A birds eye view of a game board with three possible paths, each with different nodes built into them.
This roguelike overlay feels like a bit of an afterthought.

Putting the engine in the shop

It feels like we have two designers arguing with each other here — one wanted a humorous story about exploding trains, while the other wanted a deck-building roguelike. Unfortunately, they both had to compromise.  

Oh, and why on earth Battle Train isn’t multiplayer is beyond me. I kept thinking that the back-and-forth of any of the boss fights is crying out for a simple deck management and quick multiplayer battle. The Gwent or Marvel Snap players would love an irreverent, weird distraction from more competitive card battlers.

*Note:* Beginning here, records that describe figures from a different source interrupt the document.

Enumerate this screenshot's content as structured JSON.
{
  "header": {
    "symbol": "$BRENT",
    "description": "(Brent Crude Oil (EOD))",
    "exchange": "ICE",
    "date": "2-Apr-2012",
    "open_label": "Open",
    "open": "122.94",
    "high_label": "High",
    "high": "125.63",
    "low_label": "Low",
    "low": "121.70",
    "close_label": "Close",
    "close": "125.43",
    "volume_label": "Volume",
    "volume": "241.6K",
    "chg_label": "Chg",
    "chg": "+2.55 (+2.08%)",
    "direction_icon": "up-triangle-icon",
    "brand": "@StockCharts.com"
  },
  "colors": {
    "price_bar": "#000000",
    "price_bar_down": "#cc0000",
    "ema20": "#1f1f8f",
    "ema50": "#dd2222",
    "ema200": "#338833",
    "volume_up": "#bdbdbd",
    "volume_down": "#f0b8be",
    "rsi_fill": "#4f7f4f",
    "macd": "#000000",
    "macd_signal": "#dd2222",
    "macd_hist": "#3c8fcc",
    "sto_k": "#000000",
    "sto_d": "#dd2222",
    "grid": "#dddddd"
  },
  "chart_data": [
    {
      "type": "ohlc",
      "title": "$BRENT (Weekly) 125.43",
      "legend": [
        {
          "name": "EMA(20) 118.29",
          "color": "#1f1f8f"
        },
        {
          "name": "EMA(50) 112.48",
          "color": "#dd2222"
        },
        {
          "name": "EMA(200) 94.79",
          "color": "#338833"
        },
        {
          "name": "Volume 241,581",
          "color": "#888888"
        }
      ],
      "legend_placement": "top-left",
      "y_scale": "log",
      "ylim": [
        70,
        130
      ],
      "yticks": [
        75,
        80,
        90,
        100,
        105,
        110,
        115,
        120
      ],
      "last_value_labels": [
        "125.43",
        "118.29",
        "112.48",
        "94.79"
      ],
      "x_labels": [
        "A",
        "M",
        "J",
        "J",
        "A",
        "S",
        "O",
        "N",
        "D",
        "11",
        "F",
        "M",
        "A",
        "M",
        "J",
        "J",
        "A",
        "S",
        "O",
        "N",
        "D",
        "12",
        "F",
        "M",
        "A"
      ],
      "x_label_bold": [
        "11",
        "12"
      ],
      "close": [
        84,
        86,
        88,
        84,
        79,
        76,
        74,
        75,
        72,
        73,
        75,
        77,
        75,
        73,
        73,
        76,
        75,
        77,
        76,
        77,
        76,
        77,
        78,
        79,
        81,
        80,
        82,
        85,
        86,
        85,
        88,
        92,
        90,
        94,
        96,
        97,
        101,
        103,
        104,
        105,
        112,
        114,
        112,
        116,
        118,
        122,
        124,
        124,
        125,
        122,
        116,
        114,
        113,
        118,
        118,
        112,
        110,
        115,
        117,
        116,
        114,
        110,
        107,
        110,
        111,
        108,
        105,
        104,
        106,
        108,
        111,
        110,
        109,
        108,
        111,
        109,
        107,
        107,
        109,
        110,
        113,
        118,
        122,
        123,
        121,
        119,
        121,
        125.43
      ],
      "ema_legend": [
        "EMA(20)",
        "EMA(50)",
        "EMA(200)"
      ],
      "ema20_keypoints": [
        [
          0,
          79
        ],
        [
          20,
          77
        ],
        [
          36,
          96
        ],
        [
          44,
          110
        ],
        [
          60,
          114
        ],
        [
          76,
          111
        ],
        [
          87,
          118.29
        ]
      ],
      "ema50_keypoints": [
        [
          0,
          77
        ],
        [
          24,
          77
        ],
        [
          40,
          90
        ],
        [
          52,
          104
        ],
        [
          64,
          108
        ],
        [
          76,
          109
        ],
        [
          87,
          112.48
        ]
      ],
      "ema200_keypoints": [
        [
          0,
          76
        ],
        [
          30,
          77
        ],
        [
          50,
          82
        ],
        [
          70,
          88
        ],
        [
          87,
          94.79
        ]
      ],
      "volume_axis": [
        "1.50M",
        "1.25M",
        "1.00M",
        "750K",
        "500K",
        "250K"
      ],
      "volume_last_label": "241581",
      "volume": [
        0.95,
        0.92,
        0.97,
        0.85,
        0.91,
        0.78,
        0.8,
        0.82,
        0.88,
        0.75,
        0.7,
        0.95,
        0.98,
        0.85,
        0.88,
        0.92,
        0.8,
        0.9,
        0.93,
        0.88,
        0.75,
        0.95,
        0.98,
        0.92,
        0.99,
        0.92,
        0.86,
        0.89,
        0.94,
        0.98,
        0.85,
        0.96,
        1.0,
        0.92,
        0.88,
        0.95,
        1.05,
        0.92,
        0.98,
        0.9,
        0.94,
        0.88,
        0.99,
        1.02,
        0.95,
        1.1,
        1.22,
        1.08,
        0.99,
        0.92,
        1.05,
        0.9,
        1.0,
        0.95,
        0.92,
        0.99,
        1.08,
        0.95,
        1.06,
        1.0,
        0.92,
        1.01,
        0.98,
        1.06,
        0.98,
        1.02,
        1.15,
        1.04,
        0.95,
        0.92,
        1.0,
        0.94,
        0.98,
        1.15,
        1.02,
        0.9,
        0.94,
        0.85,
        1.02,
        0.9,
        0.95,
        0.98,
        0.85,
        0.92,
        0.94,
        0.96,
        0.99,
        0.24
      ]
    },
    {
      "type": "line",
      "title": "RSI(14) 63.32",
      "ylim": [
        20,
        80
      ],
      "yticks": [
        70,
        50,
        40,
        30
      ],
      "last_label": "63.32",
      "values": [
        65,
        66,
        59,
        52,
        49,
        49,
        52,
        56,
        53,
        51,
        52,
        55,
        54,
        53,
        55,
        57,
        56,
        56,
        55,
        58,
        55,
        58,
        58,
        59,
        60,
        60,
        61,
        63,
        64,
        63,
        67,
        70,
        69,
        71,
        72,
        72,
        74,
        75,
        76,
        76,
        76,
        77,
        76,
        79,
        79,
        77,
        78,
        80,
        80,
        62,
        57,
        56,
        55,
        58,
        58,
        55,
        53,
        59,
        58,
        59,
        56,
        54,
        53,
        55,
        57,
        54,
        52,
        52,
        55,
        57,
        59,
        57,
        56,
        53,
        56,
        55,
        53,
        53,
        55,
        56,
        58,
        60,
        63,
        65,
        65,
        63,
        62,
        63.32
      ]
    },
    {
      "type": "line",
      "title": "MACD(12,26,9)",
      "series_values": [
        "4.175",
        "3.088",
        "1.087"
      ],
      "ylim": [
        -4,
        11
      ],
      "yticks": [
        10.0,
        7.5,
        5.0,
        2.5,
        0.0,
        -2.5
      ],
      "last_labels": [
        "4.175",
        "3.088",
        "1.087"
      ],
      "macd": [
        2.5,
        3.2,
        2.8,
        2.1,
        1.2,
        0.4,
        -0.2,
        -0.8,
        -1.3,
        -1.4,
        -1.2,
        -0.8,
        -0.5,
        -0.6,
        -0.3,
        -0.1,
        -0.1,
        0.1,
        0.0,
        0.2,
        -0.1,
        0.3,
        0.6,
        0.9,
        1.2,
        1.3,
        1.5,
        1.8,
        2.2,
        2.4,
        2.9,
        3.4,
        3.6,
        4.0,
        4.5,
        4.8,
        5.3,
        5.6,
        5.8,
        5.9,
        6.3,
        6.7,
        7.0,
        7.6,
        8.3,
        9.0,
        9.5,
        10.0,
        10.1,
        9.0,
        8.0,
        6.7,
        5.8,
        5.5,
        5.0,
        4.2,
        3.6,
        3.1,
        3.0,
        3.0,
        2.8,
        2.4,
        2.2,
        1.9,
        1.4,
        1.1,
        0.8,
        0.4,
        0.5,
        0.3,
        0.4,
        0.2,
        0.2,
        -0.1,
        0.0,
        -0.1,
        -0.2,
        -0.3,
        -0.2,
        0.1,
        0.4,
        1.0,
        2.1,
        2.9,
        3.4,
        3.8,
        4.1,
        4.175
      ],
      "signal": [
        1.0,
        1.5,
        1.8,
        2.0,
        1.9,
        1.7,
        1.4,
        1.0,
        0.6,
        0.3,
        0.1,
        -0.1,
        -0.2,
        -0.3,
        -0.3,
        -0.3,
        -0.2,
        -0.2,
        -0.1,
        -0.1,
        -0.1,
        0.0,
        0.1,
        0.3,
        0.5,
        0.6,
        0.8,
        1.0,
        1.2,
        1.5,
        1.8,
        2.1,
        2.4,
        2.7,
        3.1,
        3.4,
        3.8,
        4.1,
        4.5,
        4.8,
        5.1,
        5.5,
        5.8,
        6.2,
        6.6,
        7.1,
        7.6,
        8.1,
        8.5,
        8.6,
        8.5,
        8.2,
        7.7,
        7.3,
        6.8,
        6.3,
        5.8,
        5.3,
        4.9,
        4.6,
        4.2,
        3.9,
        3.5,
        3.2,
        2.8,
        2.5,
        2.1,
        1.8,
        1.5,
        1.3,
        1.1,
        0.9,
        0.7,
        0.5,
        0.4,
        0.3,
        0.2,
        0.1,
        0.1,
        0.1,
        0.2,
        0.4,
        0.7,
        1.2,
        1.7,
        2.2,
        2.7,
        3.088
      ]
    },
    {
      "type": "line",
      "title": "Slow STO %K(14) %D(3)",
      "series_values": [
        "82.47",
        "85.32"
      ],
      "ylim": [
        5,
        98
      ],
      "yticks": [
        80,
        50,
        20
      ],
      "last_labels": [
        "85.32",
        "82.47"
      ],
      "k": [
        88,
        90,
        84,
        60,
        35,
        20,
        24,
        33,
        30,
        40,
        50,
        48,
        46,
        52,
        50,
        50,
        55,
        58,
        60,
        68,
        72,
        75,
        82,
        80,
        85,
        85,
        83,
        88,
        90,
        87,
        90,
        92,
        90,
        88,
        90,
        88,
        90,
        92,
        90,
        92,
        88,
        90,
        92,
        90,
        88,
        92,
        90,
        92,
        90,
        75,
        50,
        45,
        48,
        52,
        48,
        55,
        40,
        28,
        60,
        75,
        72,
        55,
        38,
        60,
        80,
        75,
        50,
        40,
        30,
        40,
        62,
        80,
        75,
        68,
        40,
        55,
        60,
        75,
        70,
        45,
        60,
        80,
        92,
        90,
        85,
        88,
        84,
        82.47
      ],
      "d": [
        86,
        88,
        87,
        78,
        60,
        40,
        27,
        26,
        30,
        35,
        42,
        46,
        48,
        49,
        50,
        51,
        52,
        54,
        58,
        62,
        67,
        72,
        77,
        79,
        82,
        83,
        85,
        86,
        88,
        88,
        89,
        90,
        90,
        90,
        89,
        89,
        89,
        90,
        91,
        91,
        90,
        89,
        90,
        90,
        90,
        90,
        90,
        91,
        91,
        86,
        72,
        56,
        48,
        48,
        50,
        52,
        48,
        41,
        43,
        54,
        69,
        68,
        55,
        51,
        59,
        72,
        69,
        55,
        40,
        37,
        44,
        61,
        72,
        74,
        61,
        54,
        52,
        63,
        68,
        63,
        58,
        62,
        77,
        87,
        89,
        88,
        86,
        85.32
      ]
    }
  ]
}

Should I buy Battle Train?

Battle Train does something different and unique in its track-placing train-exploding battles. The battles themselves can be great to puzzle your way through. Likewise, the comedic and irreverent approach to the story is weird, funny and mostly entertaining when you see those little story nodes pop up.

But it’s when those quite good elements meet that it feels like everyone is compromising. It’s like the train is being pulled in two directions, and we’re just stuck in the middle. 

Quest Daily scores Battle Train:

6/10

Rating: 6 out of 10.

Battle Train is now available on PC via Steam.


Access to Battle Train was provided by the publisher.